It has never been a smooth ride for Ku6.com (NASDAQ:KUTV), which is currently China’s fifth-largest video-streaming and sharing site. And now, as its stock sinks to below US$1 per share, some staff are facing job losses, which are being portrayed in some sections of the Chinese media as “violent cuts” to its staff and operations.
Ku6 – which was acquired by Shanda Interactive (NASDAQ:SNDA) in 2009, but has proven problematic and unprofitable for Shanda – insists it’s just restructuring. The company says that its games and music video channels, which were based in Shanghai, will be moved to Beijing HQ along with staff who wish to relocate. The Shanghai office will close. Some staff are, however, being let go – with Ku6 stating that they’re voluntary redundancies – but no figures have been given.
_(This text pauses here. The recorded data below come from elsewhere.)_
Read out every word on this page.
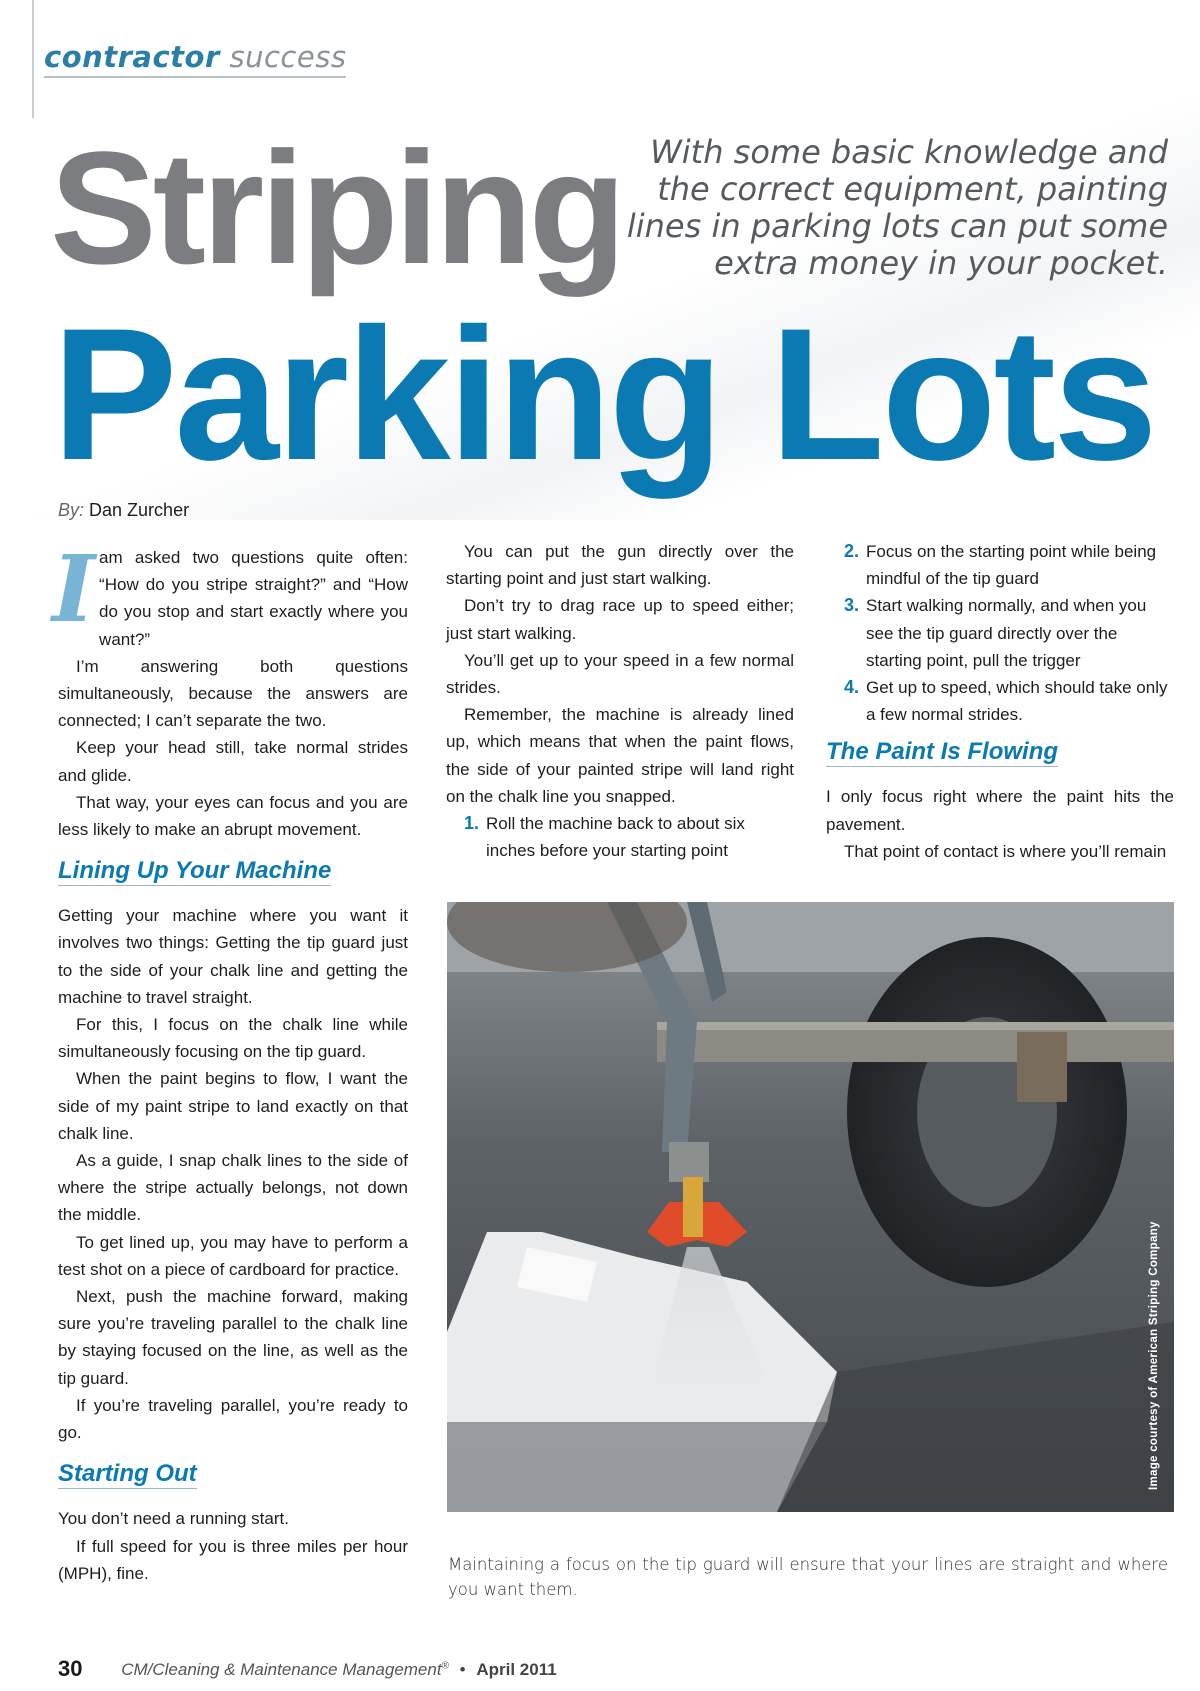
contractor success
Striping With some basic knowledge and the correct equipment, painting lines in parking lots can put some extra money in your pocket.
Parking Lots
By: Dan Zurcher

Iam asked two questions quite often: “How do you stripe straight?” and “How do you stop and start exactly where you want?”

I’m answering both questions simultaneously, because the answers are connected; I can’t separate the two.

Keep your head still, take normal strides and glide.

That way, your eyes can focus and you are less likely to make an abrupt movement.

Lining Up Your Machine

Getting your machine where you want it involves two things: Getting the tip guard just to the side of your chalk line and getting the machine to travel straight.

For this, I focus on the chalk line while simultaneously focusing on the tip guard.

When the paint begins to flow, I want the side of my paint stripe to land exactly on that chalk line.

As a guide, I snap chalk lines to the side of where the stripe actually belongs, not down the middle.

To get lined up, you may have to perform a test shot on a piece of cardboard for practice.

Next, push the machine forward, making sure you’re traveling parallel to the chalk line by staying focused on the line, as well as the tip guard.

If you’re traveling parallel, you’re ready to go.

Starting Out

You don’t need a running start.

If full speed for you is three miles per hour (MPH), fine.

You can put the gun directly over the starting point and just start walking.

Don’t try to drag race up to speed either; just start walking.

You’ll get up to your speed in a few normal strides.

Remember, the machine is already lined up, which means that when the paint flows, the side of your painted stripe will land right on the chalk line you snapped.

1. Roll the machine back to about six inches before your starting point
2. Focus on the starting point while being mindful of the tip guard
3. Start walking normally, and when you see the tip guard directly over the starting point, pull the trigger
4. Get up to speed, which should take only a few normal strides.
The Paint Is Flowing

I only focus right where the paint hits the pavement.

That point of contact is where you’ll remain

Image courtesy of American Striping Company
Maintaining a focus on the tip guard will ensure that your lines are straight and where you want them.
30 CM/Cleaning & Maintenance Management® • April 2011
Ku6’s investor relations website says that it has 610 employees in total.
Despite being one of China’s first video sites at the turn of the last decade, Ku6 was soon superseded by Youku (NYSE:YOKU), Tudou (NASDAQ:TUDO), and Baidu’s (NASDAQ:BIDU) Qiyi.com, in terms of market share in this sector.
As a result, it has also struggled to keep pace with the maturing video market in China in which Chinese consumers have been demanding increasingly costly licensed TV shows – the rights to which can now cost as much as US$100,000 per episode.
Ku6 listed on NASDAQ in 2005. Its net loss in Q3 2011 was $13 million, about on a level with its losses at the same period in 2010. Its stock is currently at its lowest ebb, closing before the weekend at 98 cents per share.